Costumamos ouvir que: a vida imita a arte. Mas, não é recente o fato que produções artísticas, e especificamente as cinematográficas, têm utilizado as artes para denunciar as condições opressoras que algumas vidas são submetidas, ao mesmo tempo que nos apresentam dados de histórias que não foram contadas ou tiveram ampla divulgação de modo que: a arte desmascarando à vida. É nesse grupo que situamos o filme American Son.

American Son é um “evento televisivo da Netflix”, estreado em 1° de novembro de 2019. Produzido sob a direção de Kenny Leon e no elenco: Kerry Washington; Steven Pasquale; Jeremy Jordan; Eugene Lee.

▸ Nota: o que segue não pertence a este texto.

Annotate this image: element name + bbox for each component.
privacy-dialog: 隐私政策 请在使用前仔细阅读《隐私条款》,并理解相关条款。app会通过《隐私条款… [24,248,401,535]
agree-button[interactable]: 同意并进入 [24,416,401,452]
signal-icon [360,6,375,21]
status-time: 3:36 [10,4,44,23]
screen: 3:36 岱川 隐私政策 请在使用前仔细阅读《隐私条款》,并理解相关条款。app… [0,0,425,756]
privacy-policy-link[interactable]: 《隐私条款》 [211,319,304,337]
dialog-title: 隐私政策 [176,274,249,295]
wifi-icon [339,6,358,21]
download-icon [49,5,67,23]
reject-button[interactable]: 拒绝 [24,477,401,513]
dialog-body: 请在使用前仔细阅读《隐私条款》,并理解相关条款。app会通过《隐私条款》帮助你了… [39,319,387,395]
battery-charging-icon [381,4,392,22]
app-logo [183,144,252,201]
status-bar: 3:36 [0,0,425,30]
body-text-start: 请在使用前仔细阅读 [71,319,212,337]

O longa foi baseado na peça homônima e conta com a mesma direção e elenco da versão na Broadway

Uma hora e trinta minutos foi transformada numa longa madrugada, na sala de uma delegacia, em que  somos envolvidos pela história de uma mulher e mãe negra, professora da Universidade de Miami, Kendra Ellis- Connor, em busca de notícias do filho negro desaparecido, Jamal, fruto de uma relação interracial com um agente branco do FBI, Scott Connor. No ambiente minimalista, apenas o som contínuo da chuva constante que nos lembra as lágrimas das mães negras das diásporas africanas. 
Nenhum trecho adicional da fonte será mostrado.